Why do orphans not buy a keyboard? Because they can’t use the home button.
Family Jokes
Me: *watching TV*
Mom: Omg, no way, your dad is coming!
Me: Really?
Mom: Obviously not, he never loved or wanted you.
What type of pictures do orphans take?
Selfies.
How did my dad know I was gay?
He stuck his cock in me and I liked it.
What's an orphan's favorite toy?
A boomerang, because it always comes back.
When an orphan takes a family photo, it’s called a selfie.
I am an orphan...
My mom once ate a full giant cheesecake, and we were walking to our flight back home, and she had to sh*t.
We were walking to the bathroom, and she full on [did it] in front of the carousel. She had a lump of poo in her pants... True story, haha!
Why do orphans become criminals?
To know what it’s like to be wanted.
Son: Dad, if I told you I was gay, would you still love me?
Dad: Don’t be silly son, you were an accident. I never loved you in the first place.
Sonic says if you're ever born, punch an orphan. What are they going to do? Tell their parents?
Your mama's so stupid that she went on to hike Mountain Dew...
Yo, dad is so stupid, he brought the milk after two years, and he said, "Oh, sorry son. I'm going back to the store. Bye."

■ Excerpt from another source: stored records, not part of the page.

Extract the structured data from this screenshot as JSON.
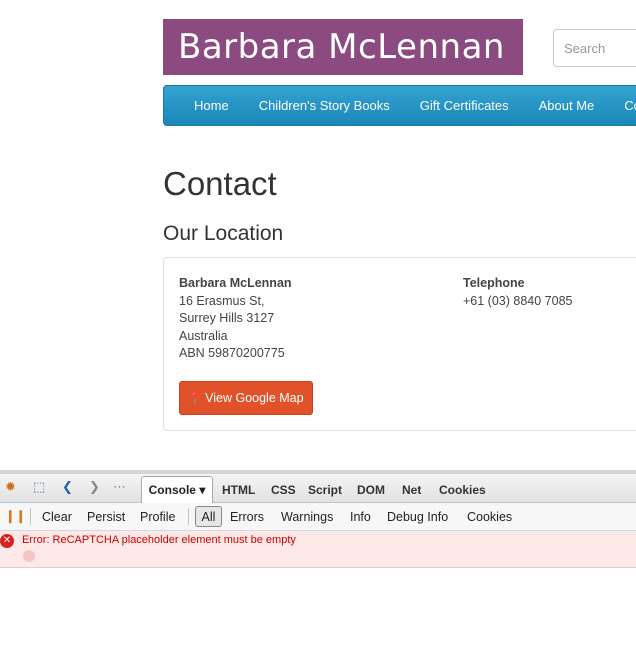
{
  "site": {
    "logo": "Barbara McLennan",
    "search_placeholder": "Search",
    "nav": [
      "Home",
      "Children's Story Books",
      "Gift Certificates",
      "About Me",
      "Contact"
    ]
  },
  "page": {
    "title": "Contact",
    "subtitle": "Our Location"
  },
  "location": {
    "name": "Barbara McLennan",
    "street": "16 Erasmus St,",
    "suburb": "Surrey Hills 3127",
    "country": "Australia",
    "abn": "ABN 59870200775",
    "telephone_label": "Telephone",
    "telephone": "+61 (03) 8840 7085",
    "map_button": "View Google Map"
  },
  "firebug": {
    "console_tab": "Console ▾",
    "tabs": [
      "HTML",
      "CSS",
      "Script",
      "DOM",
      "Net",
      "Cookies"
    ],
    "toolbar": [
      "Clear",
      "Persist",
      "Profile"
    ],
    "filter_selected": "All",
    "filters": [
      "Errors",
      "Warnings",
      "Info",
      "Debug Info",
      "Cookies"
    ],
    "error_message": "Error: ReCAPTCHA placeholder element must be empty"
  },
  "colors": {
    "logo_bg": "#8b4a80",
    "nav_bg": "#1b87b8",
    "button_bg": "#e2522a",
    "error_bg": "#fde8e8"
  }
}
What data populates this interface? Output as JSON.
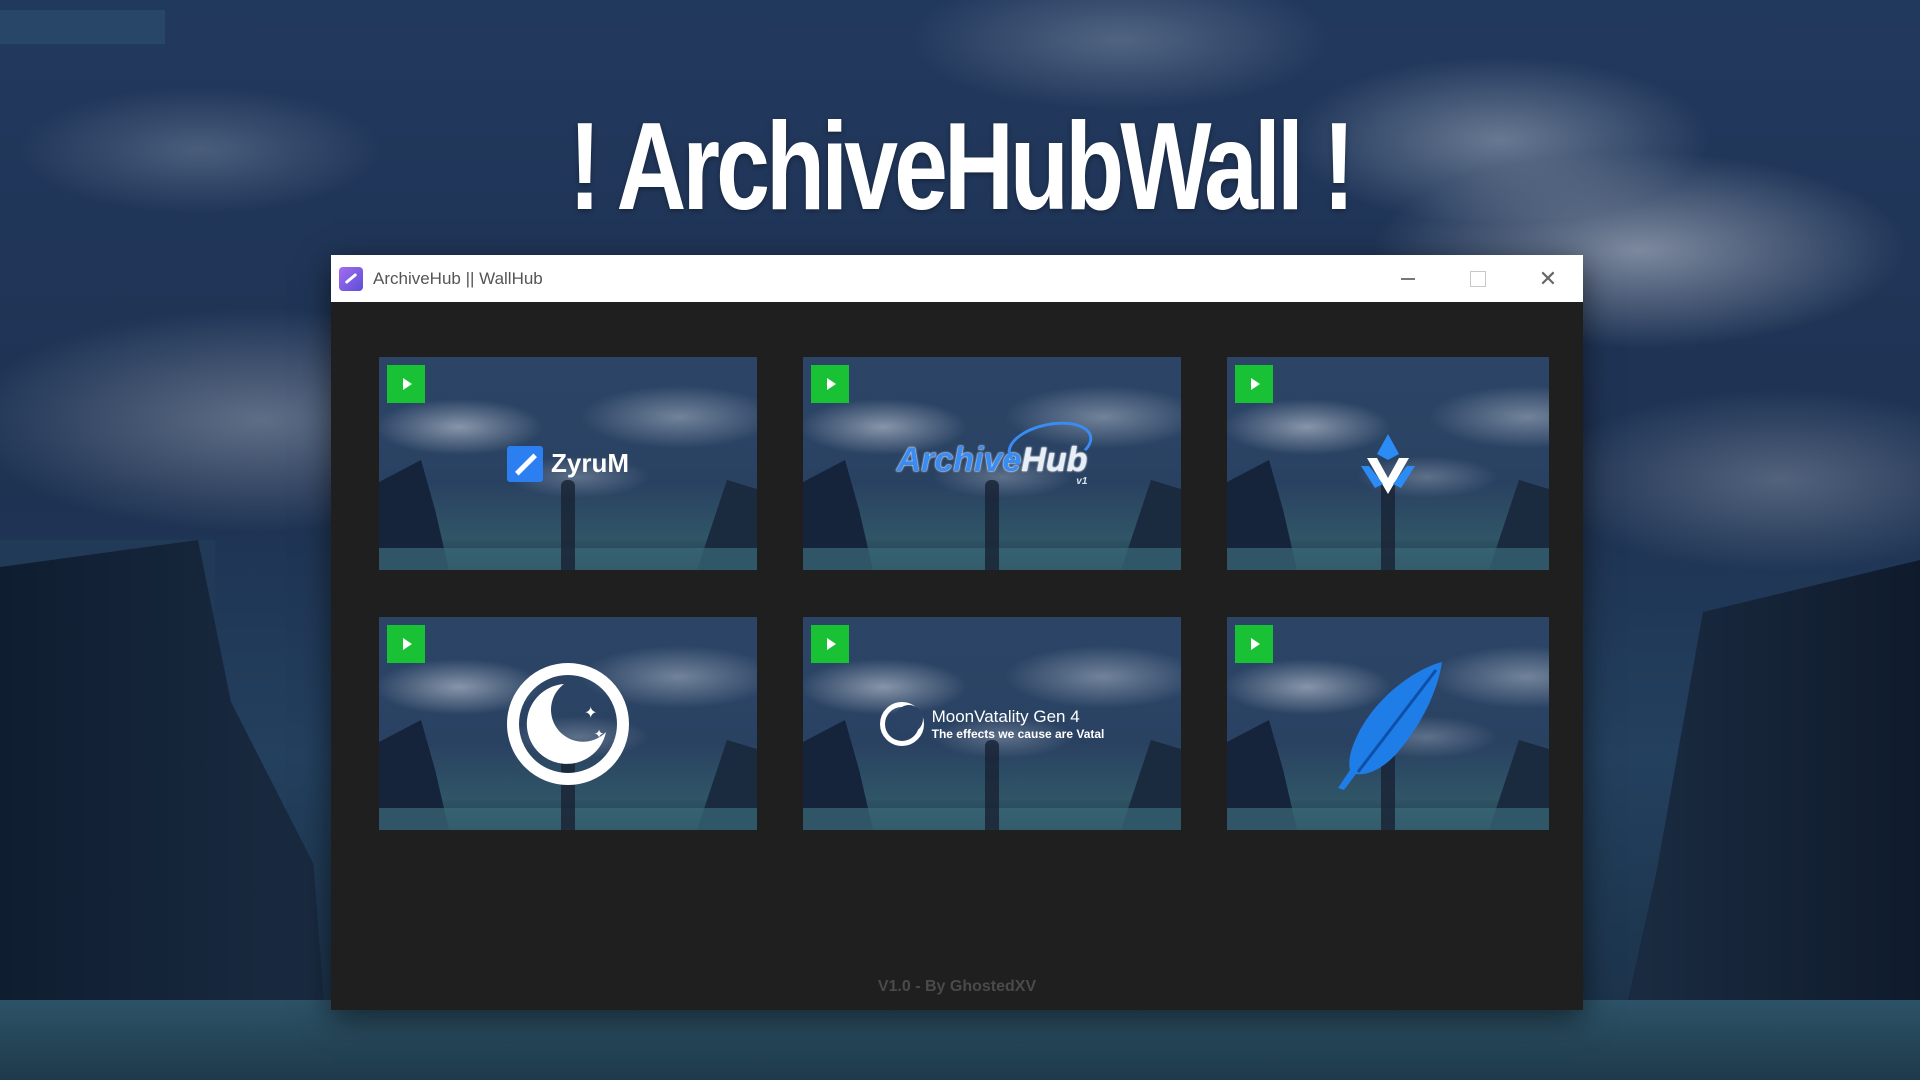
{
  "banner": {
    "title": "! ArchiveHubWall !"
  },
  "window": {
    "title": "ArchiveHub || WallHub",
    "controls": {
      "minimize": "—",
      "maximize": "",
      "close": "✕"
    }
  },
  "tiles": [
    {
      "name": "ZyruM",
      "logo_text": "ZyruM"
    },
    {
      "name": "ArchiveHub",
      "logo_text_a": "Archive",
      "logo_text_b": "Hub",
      "logo_sub": "v1"
    },
    {
      "name": "Diamond logo",
      "logo_text": ""
    },
    {
      "name": "Moon logo",
      "logo_text": ""
    },
    {
      "name": "MoonVatality",
      "logo_text": "MoonVatality Gen 4",
      "logo_sub": "The effects we cause are Vatal"
    },
    {
      "name": "Feather logo",
      "logo_text": ""
    }
  ],
  "footer": {
    "version": "V1.0 - By GhostedXV"
  },
  "colors": {
    "play": "#18c234",
    "accent_blue": "#2b7ff0",
    "window_bg": "#1f1f1f"
  }
}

I wish I knew life, but my dad said it was a mistake to begin with.
When your grades get mailed to your house when you expect to get them in school.
When you get home, your mom is there with the belt, going 1k miles per hour.
Why can't the orphan run past third base?
'Cause the orphan doesn't have a home to run to.
Why did the orphan have to go to public school? He could not be home-schooled.
This kid was crying, so I asked him where his parents were. He just cried harder. I still remember him every time I pass that orphanage.
The only joke my dad ever made was me.
I don't need a girlfriend, 'cause I got my cousin, bro.